Finding the Light at the End of the Tunnel

Finding the Light at the End of the Tunnel

by Daneisha Carter

My name is Daneisha and I'm an African American woman who suffers from severe anxiety and stress. I was around 18 years old when I had my first panic attack. I couldn't breathe and it felt like I was going to die. The room was spinning, and it felt like the room was caving in. My mom ended up finding me and helping me calm down. I was really scared and confused. I never had one before, so I paid no mind. After that incident I noticed I wasn't myself. I started waking up feeling weird. I didn't know how to explain it to anyone. I was angry or sad most of the time.

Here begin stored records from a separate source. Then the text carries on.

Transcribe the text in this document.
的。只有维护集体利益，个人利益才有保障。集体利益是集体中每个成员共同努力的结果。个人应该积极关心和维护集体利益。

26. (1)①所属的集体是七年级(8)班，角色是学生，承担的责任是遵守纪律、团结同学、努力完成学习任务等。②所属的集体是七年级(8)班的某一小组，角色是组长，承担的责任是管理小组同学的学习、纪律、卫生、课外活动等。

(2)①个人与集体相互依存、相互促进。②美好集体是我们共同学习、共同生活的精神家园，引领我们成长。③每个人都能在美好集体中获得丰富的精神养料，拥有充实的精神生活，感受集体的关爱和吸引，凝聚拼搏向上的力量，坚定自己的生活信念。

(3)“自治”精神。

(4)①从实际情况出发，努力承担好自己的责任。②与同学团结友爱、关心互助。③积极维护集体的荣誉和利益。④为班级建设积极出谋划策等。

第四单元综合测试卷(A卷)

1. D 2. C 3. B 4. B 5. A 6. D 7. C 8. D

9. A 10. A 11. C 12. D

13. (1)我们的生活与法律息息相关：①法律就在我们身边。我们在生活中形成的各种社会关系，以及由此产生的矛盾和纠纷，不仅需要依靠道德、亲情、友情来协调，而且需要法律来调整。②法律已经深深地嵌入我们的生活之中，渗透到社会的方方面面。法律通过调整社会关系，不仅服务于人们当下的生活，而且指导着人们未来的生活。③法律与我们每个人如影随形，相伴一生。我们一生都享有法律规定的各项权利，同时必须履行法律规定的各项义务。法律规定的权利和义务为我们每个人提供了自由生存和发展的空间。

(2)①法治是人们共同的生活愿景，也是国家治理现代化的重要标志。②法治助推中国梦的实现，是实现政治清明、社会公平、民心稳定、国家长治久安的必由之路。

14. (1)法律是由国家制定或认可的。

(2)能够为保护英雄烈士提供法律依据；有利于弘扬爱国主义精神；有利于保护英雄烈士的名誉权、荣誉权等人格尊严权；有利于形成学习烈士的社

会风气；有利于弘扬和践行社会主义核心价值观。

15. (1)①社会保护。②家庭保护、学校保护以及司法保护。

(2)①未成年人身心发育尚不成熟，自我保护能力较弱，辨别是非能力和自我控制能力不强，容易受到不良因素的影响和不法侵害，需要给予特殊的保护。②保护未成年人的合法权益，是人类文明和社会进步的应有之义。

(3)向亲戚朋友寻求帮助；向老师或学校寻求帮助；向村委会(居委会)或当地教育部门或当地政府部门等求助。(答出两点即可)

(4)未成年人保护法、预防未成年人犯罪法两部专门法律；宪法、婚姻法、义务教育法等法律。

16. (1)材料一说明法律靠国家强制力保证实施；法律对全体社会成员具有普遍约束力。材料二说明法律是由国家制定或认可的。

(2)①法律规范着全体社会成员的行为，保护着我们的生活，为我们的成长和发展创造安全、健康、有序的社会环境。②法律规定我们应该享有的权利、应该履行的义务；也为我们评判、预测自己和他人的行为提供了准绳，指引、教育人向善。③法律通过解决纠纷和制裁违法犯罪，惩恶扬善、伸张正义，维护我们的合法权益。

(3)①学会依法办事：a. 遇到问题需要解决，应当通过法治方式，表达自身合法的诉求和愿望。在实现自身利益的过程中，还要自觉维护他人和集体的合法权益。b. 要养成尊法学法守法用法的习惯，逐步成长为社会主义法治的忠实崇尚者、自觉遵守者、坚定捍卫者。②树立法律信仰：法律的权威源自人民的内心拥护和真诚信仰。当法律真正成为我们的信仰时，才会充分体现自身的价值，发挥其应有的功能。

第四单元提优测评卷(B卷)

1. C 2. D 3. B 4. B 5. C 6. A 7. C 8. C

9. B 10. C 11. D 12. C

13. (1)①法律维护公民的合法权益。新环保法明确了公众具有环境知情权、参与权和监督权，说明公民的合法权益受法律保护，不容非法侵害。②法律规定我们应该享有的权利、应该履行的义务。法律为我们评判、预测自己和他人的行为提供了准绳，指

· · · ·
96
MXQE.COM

In certain situations, like car rides I would get super anxious, grabbing on the door handle because I was fearful something was going to happen to me. April 2022 I was at a fair with my cousin and brother, there was a shootout. I have never been so scared in my life. It definitely amped up my anxiety. As time went on, it felt like my anxiety was getting worse and worse. I became very stressed out. I started losing focus on school, work, everyday tasks, and I had personal issues at home I was battling. My health even started to decline. Everything was happening all at once and I couldn't control it. I would cry myself to sleep every night. Wishing that all this pain could go away. I even became suicidal multiple times but never acted on it.

That's when I started looking for help. I found a therapist, I started praying again, and even opened up to my sister and uncle regarding how I was feeling. Therapy has helped me a lot. It helped me identify what was going on with me and to learn what my triggers were. I was able to learn how to deal with my stress and anxiety without letting it consume my everyday life.

Meditation, prayer, and getting outside has made a huge change when I'm feeling unordinary. Having a good support system was a huge benefit. Without my uncle and sister, I don't think I'd be here. I'm still facing anxiety and stress every day and it is not easy at all!

I found ADAA because I wanted to share my story and help other young people who struggle with mental health like I do. Growing up in a black household, mental health is not something that is talked about. Therapy is looked down on, you're not allowed to have emotions; you just have to push through and I'm here to say that is completely wrong! Talking about your emotions is very healthy and if you're struggling, it's okay to get help!

Keep fighting because there is going to be light at the end of the tunnel.